Seriously dude, everything you say is just fucking stupid. You vastly overstate level of foreign ownership of the Japanese economy. The fact is, major native Japanese companies are generally not foreign owned, and it is extremely rare for one to become foreign owned. The Japanese economy is highly insular towards outside companies, and there are numerous measures taken by both Corporate Japan and the Japanese government to keep it that way. Keiretsu are the most famous example and partially exist to prevent massive corporate buyouts, especially by foreign companies. And part of the way they do that is interlocking shareholdings, particularly by banks. The only noteworthy acquisition of a major Japanese company by a foreign entity in recent memory was Foxconn buying out Sharp. And everyone was shocked when it happened because everyone expected Sharp to sell out to another Japanese corporation. Part of the reason the Japanese government and Nissan colluded to remove Carlos Ghosn from power was because he was working to have Renalt takeover Nissan, and the older Japanese corpos (and Japanese government) couldn't stop him any other way. The fact that you think Japan won't act to protect marquee native companies from foreign takeover just shows how ignorant you really are.

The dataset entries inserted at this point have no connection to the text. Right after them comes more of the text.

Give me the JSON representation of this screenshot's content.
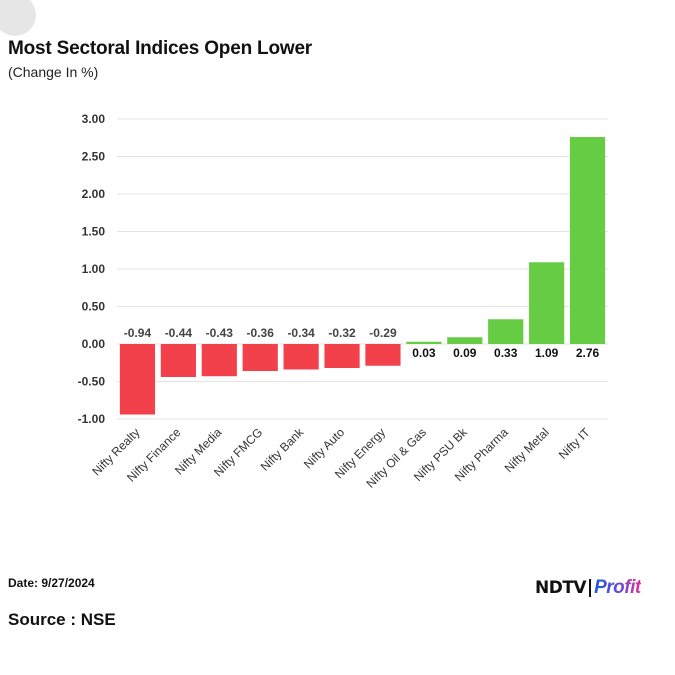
{
  "chart_data": {
    "type": "bar",
    "title": "Most Sectoral Indices Open Lower",
    "subtitle": "(Change In %)",
    "categories": [
      "Nifty Realty",
      "Nifty Finance",
      "Nifty Media",
      "Nifty FMCG",
      "Nifty Bank",
      "Nifty Auto",
      "Nifty Energy",
      "Nifty Oil & Gas",
      "Nifty PSU Bk",
      "Nifty Pharma",
      "Nifty Metal",
      "Nifty IT"
    ],
    "values": [
      -0.94,
      -0.44,
      -0.43,
      -0.36,
      -0.34,
      -0.32,
      -0.29,
      0.03,
      0.09,
      0.33,
      1.09,
      2.76
    ],
    "data_labels": [
      "-0.94",
      "-0.44",
      "-0.43",
      "-0.36",
      "-0.34",
      "-0.32",
      "-0.29",
      "0.03",
      "0.09",
      "0.33",
      "1.09",
      "2.76"
    ],
    "ylim": [
      -1.0,
      3.0
    ],
    "yticks": [
      3.0,
      2.5,
      2.0,
      1.5,
      1.0,
      0.5,
      0.0,
      -0.5,
      -1.0
    ],
    "ytick_labels": [
      "3.00",
      "2.50",
      "2.00",
      "1.50",
      "1.00",
      "0.50",
      "0.00",
      "-0.50",
      "-1.00"
    ],
    "grid": true,
    "colors": {
      "positive": "#66cc44",
      "negative": "#f2414b"
    }
  },
  "footer": {
    "date": "Date: 9/27/2024",
    "source": "Source : NSE",
    "logo_ndtv": "NDTV",
    "logo_profit": "Profit"
  }
}
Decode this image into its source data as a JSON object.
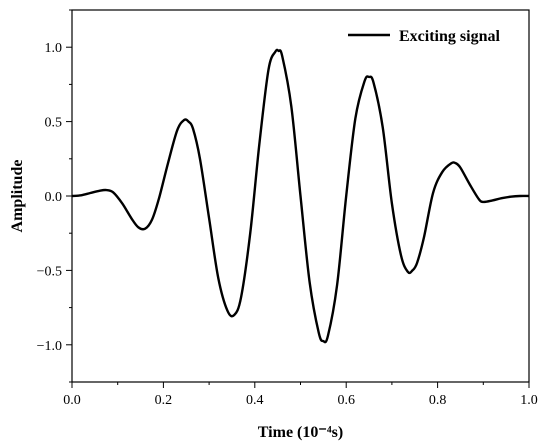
{
  "chart_data": {
    "type": "line",
    "title": "",
    "xlabel": "Time (10⁻⁴s)",
    "ylabel": "Amplitude",
    "xlim": [
      0.0,
      1.0
    ],
    "ylim": [
      -1.25,
      1.25
    ],
    "x_ticks": [
      0.0,
      0.2,
      0.4,
      0.6,
      0.8,
      1.0
    ],
    "x_tick_labels": [
      "0.0",
      "0.2",
      "0.4",
      "0.6",
      "0.8",
      "1.0"
    ],
    "y_ticks": [
      -1.0,
      -0.5,
      0.0,
      0.5,
      1.0
    ],
    "y_tick_labels": [
      "−1.0",
      "−0.5",
      "0.0",
      "0.5",
      "1.0"
    ],
    "grid": false,
    "legend_position": "top-right",
    "series": [
      {
        "name": "Exciting signal",
        "color": "#000000",
        "x": [
          0.0,
          0.02,
          0.04,
          0.06,
          0.075,
          0.09,
          0.11,
          0.13,
          0.145,
          0.16,
          0.175,
          0.19,
          0.21,
          0.23,
          0.245,
          0.255,
          0.265,
          0.28,
          0.3,
          0.32,
          0.34,
          0.355,
          0.37,
          0.39,
          0.41,
          0.43,
          0.445,
          0.452,
          0.46,
          0.48,
          0.5,
          0.52,
          0.54,
          0.55,
          0.56,
          0.58,
          0.6,
          0.62,
          0.64,
          0.65,
          0.66,
          0.68,
          0.7,
          0.72,
          0.735,
          0.745,
          0.755,
          0.77,
          0.79,
          0.81,
          0.83,
          0.84,
          0.85,
          0.87,
          0.89,
          0.9,
          0.92,
          0.94,
          0.96,
          0.98,
          1.0
        ],
        "y": [
          0.0,
          0.005,
          0.02,
          0.035,
          0.04,
          0.025,
          -0.05,
          -0.15,
          -0.21,
          -0.22,
          -0.16,
          -0.02,
          0.22,
          0.44,
          0.51,
          0.5,
          0.45,
          0.25,
          -0.15,
          -0.55,
          -0.77,
          -0.8,
          -0.68,
          -0.25,
          0.35,
          0.85,
          0.97,
          0.975,
          0.94,
          0.6,
          0.0,
          -0.58,
          -0.92,
          -0.975,
          -0.94,
          -0.6,
          0.0,
          0.52,
          0.77,
          0.8,
          0.76,
          0.46,
          -0.05,
          -0.4,
          -0.51,
          -0.5,
          -0.45,
          -0.28,
          0.02,
          0.16,
          0.22,
          0.22,
          0.19,
          0.08,
          -0.02,
          -0.04,
          -0.03,
          -0.015,
          -0.005,
          0.0,
          0.0
        ]
      }
    ]
  }
}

And the only thing Japanese that Microsoft got out of the Zenimax deal was Shinji Mikami's company, Tango Gameworks, which isn't a "major" Japanese company by any stretch, but a single video game studio of just 65 people. The only reason they got that is because Tango had been bought by Zenimax when it ran into financial trouble as it was starting up, and the acquisition basically saved the company. If you actually look into it, you will realize that the Japanese video game studios that have fallen to foreign ownership, like RED Entertainment and SNK, are all smaller, Japanese studios, some of which had fallen on hard times in the past.
And with Japan actively trying to decouple itself from China,
to the point of actually paying companies to remove their operations from the country (which they claim to be because of the coronavirus, but probably has more to do with the deteriorating relations between China and the West), any major Chinese investments will almost certainly face government scrutiny and be opposed by the Japanese in principle, because the Japanese, in general,
hate the Chinese, and don't trust them. The only people they hate more, are Koreans. They will happily sell to them, because money is money, but having the likes of Tencent make major moves to buy up large parts of Corporate Japan just isn't happening, which is why they haven't tried to.